Ich bin beeindruckt, wie Sie auf das apostolische Schreiben von Papst Leo XIII. zur Frage der christlichen Einheit reagieren. Ich lese Ihren Hirtenbrief nicht als kämpferische Reaktion oder als Angriff, sondern vielmehr als eine Auseinandersetzung mit dem Verständnis von Kirche, das alle Menschen miteinschliesst, begleitet und unterstützt. Sie entfalten in Ihrem Hirtenbrief ein Verständnis, das mir nicht fremd ist. Dazu gehört, die Kirche als Raum zu verstehen im Spannungsfeld von Individuum und Gemeinschaft. Mich berührt Ihre Aussage: „Dann würden die Schwachen in der Zugehörigkeit zu der ganzen grossen Gemeinschaft einen kräftigen Halt haben, der sie niemals wankend werden liesse.“
Diese Worte wurzeln für mich in einem Kirchenverständnis, das sich der Vielfalt von Lebensgestaltungen bewusst ist, und es zeigt sich darin ein Zugeständnis von Freiheit. Kirche sein bedeutet, dass sich mein Fühlen und Denken mit allen Fragen, Unsicherheiten oder Zweifeln entfalten darf, die Kirche einfach als natürlicher Ort, in dem alle „in teilnehmender Liebe auf einander achten, einander dienen, einander helfen.“ Kurzum: Kirche als Lebensort für alle. Ein solcher Ort ist nur möglich, weil kein irdischer Würdenträger Hirte aller sein muss, sondern der Hirte aller Christus ist. Dies bedeutet Freiheit und gelebte weitherzig Liebe, wie Sie schreiben. Sie erinnern mich aber auch daran, diese Liebe in meinem Leben zu pflegen. Einfach eine Liebe für alle, begründet in Christus. Eine Liebe, die den Weg zum Frieden weist im freiheitlichen Miteinander.

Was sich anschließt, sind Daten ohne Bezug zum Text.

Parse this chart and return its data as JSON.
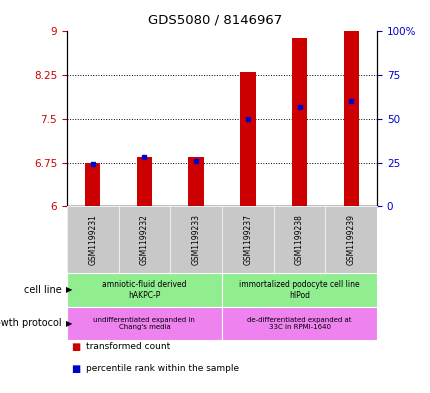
{
  "title": "GDS5080 / 8146967",
  "samples": [
    "GSM1199231",
    "GSM1199232",
    "GSM1199233",
    "GSM1199237",
    "GSM1199238",
    "GSM1199239"
  ],
  "transformed_counts": [
    6.75,
    6.85,
    6.84,
    8.3,
    8.88,
    9.0
  ],
  "percentile_ranks": [
    24,
    28,
    26,
    50,
    57,
    60
  ],
  "ylim_left": [
    6,
    9
  ],
  "ylim_right": [
    0,
    100
  ],
  "yticks_left": [
    6,
    6.75,
    7.5,
    8.25,
    9
  ],
  "yticks_right": [
    0,
    25,
    50,
    75,
    100
  ],
  "ytick_labels_left": [
    "6",
    "6.75",
    "7.5",
    "8.25",
    "9"
  ],
  "ytick_labels_right": [
    "0",
    "25",
    "50",
    "75",
    "100%"
  ],
  "bar_color": "#cc0000",
  "dot_color": "#0000cc",
  "bar_width": 0.3,
  "baseline": 6,
  "cell_line_groups": [
    {
      "label": "amniotic-fluid derived\nhAKPC-P",
      "start": 0,
      "end": 3,
      "color": "#90ee90"
    },
    {
      "label": "immortalized podocyte cell line\nhIPod",
      "start": 3,
      "end": 6,
      "color": "#90ee90"
    }
  ],
  "growth_protocol_groups": [
    {
      "label": "undifferentiated expanded in\nChang's media",
      "start": 0,
      "end": 3,
      "color": "#ee82ee"
    },
    {
      "label": "de-differentiated expanded at\n33C in RPMI-1640",
      "start": 3,
      "end": 6,
      "color": "#ee82ee"
    }
  ],
  "cell_line_label": "cell line",
  "growth_protocol_label": "growth protocol",
  "legend_items": [
    {
      "color": "#cc0000",
      "label": "transformed count"
    },
    {
      "color": "#0000cc",
      "label": "percentile rank within the sample"
    }
  ],
  "tick_label_color_left": "#cc0000",
  "tick_label_color_right": "#0000cc",
  "bg_color_xticklabel": "#c8c8c8"
}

Doch gerade dieser Auftrag, lieber Bischof Eduard Herzog, hält mir meine ganz persönliche alltägliche Wirklichkeit vor Augen. Ich gebe es zu. Ich kann dieses Miteinander nicht mit allen Menschen leben. Da komme ich an meine Grenzen. Der Gedanke, wie Frieden und Kirche sich manifestieren, ist für mich nachvollziehbar, in sich stimmig und löst in mir ein Heimat stiftendes Gefühl aus. Dies macht meines Erachtens die Kirche Jesu Christi aus: Ein Ort der friedlichen Heimat für alle. Doch es gibt Menschen in meinem Umfeld, da gelingt mir die Umsetzung der Gedanken von Kirche und Frieden schlichtweg nicht. Da kann ich das liebende und friedliche Miteinander nicht leben. Da erlebe ich das Spannungsfeld von Individuum und Gemeinschaft in der Wirklichkeit des Alltages. In diesen Situationen verliere ich meinen inneren Frieden. Ich grenze ab und schliesse aus. Und ich reagiere ab und zu wie unsere beiden Haushunde Quen und Unix, wenn sie das Gegenüber nicht riechen mögen: lautstark bellend.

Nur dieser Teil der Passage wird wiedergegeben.